Grand Prix de Futsal
- Appearances: 7 (First in 2007)
- Best result: Runners-up (2007, 2009, 2015) Third place (2013, 2014) 4th place (2010, 2011)

= Iran national futsal team =

Represents Iran in international futsal

The Iran national futsal team represents Iran in international futsal competitions and is controlled by the Futsal Commission of the Iranian Football Federation. According to the FIFA Men's Futsal Ranking, it is ranked 4th in the world, and 1st amongst Asian Football Confederation members.

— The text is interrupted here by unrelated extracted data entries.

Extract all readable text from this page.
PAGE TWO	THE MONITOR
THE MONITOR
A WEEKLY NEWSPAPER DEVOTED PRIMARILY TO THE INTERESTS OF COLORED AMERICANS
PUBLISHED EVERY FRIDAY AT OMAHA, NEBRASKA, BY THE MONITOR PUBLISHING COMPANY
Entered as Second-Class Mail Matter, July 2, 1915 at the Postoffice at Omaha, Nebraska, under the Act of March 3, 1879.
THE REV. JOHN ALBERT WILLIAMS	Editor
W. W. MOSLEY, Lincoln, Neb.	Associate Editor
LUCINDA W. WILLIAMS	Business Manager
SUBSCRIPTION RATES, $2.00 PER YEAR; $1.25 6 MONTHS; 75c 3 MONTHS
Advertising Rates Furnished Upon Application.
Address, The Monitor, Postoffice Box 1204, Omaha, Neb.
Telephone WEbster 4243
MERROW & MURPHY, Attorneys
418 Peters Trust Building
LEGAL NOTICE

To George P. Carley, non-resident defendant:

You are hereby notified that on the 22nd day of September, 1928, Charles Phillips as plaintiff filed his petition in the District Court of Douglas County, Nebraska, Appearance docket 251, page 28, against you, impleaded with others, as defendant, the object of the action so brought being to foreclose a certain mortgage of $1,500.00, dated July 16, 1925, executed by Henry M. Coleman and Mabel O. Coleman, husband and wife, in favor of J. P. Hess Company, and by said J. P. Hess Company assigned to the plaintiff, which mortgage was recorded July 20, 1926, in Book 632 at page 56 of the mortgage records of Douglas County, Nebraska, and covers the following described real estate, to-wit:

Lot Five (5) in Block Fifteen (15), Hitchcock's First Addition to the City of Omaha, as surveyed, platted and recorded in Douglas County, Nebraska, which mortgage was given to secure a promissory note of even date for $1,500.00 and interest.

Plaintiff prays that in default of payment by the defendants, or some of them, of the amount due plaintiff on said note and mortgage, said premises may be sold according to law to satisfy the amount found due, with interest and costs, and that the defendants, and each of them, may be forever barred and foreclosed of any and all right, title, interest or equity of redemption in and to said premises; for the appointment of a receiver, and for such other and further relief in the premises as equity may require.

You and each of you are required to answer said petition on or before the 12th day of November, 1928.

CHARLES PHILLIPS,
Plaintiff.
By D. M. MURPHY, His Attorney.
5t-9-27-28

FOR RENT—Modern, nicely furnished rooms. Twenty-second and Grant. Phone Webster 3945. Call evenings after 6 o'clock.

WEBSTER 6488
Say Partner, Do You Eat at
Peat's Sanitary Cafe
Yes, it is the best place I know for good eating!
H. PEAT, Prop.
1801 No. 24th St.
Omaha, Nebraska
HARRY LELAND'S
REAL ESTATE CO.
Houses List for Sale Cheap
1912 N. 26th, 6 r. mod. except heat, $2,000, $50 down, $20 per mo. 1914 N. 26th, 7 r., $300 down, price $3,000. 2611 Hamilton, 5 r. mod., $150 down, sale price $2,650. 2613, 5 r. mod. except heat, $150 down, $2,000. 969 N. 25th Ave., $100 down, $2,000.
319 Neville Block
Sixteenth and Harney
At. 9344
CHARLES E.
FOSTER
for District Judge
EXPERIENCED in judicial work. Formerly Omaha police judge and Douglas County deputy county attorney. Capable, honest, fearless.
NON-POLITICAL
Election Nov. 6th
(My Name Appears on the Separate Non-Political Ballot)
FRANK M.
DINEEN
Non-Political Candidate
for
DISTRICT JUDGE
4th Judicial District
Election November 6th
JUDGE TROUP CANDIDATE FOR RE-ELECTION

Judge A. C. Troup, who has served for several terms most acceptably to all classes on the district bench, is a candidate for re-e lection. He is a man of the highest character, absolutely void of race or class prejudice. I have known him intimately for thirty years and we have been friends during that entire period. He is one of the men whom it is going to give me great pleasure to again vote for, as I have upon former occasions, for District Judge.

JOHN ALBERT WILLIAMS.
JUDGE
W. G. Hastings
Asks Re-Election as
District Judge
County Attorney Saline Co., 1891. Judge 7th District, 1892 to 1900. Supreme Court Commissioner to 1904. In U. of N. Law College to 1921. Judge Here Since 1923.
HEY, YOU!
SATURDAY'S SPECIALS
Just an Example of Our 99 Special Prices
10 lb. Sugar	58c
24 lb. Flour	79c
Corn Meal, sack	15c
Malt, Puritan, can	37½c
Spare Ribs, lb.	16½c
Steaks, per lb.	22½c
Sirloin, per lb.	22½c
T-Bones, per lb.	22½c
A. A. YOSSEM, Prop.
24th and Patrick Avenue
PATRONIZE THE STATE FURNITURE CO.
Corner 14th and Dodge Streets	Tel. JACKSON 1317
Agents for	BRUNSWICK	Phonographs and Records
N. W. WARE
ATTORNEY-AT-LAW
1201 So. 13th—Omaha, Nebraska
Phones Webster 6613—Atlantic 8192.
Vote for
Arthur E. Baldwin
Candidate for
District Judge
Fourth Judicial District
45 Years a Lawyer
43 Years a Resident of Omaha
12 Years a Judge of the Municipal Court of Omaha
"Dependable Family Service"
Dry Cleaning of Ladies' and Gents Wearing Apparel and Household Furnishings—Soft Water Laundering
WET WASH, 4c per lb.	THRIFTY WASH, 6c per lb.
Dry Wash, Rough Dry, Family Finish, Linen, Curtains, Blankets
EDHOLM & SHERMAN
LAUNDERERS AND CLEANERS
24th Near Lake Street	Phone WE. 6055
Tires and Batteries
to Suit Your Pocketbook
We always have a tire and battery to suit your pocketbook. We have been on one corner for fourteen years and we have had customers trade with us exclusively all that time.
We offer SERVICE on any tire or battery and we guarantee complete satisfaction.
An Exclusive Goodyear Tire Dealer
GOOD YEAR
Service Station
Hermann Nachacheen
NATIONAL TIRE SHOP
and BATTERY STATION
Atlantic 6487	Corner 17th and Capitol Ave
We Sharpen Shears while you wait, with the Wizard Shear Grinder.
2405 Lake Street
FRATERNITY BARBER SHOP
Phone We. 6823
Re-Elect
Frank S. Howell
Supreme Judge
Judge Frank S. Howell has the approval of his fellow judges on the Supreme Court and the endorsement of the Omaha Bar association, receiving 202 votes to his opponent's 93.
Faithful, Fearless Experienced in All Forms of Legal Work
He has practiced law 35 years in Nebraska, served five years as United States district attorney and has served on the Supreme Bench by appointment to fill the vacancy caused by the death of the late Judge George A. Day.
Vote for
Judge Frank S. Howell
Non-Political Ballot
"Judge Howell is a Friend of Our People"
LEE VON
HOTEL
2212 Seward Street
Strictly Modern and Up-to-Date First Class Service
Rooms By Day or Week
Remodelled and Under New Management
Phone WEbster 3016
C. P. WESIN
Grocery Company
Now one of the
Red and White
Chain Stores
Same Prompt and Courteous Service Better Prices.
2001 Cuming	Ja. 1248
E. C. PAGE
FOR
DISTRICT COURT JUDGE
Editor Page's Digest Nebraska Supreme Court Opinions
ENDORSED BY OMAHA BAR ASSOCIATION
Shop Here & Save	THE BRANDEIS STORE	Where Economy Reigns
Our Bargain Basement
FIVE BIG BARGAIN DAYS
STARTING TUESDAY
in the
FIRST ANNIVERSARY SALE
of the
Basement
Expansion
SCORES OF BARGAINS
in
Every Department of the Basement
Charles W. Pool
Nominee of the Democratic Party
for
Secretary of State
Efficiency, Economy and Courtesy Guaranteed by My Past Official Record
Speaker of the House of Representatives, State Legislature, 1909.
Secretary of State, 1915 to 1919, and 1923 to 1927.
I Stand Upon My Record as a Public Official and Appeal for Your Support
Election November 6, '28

The Iranian national team is a regular participant of the FIFA Futsal World Cup, reaching third place in 2016, after eliminating the favorites, Brazil, in the round of 16. Iran has won the first Futsal Confederations Cup in 2009, and also reached the second place in the Grand Prix de Futsal, known as Futsal Mini-World Cup, in multiple editions.

==Team image==
===Nicknames===
The Iranian national team has received several nicknames from supporters and media. The most common one used to refer the team is "Team Melli", which literally means "The National Team". Also, "Cheetahs" are often used due to the existence of cheetahs in Iran. The picture of a cheetah is on the home kit of Iran helping to support and protect them.

===Home stadium===

Iran plays the home games at the Azadi Indoor Stadium with a capacity of 6,583 spectators.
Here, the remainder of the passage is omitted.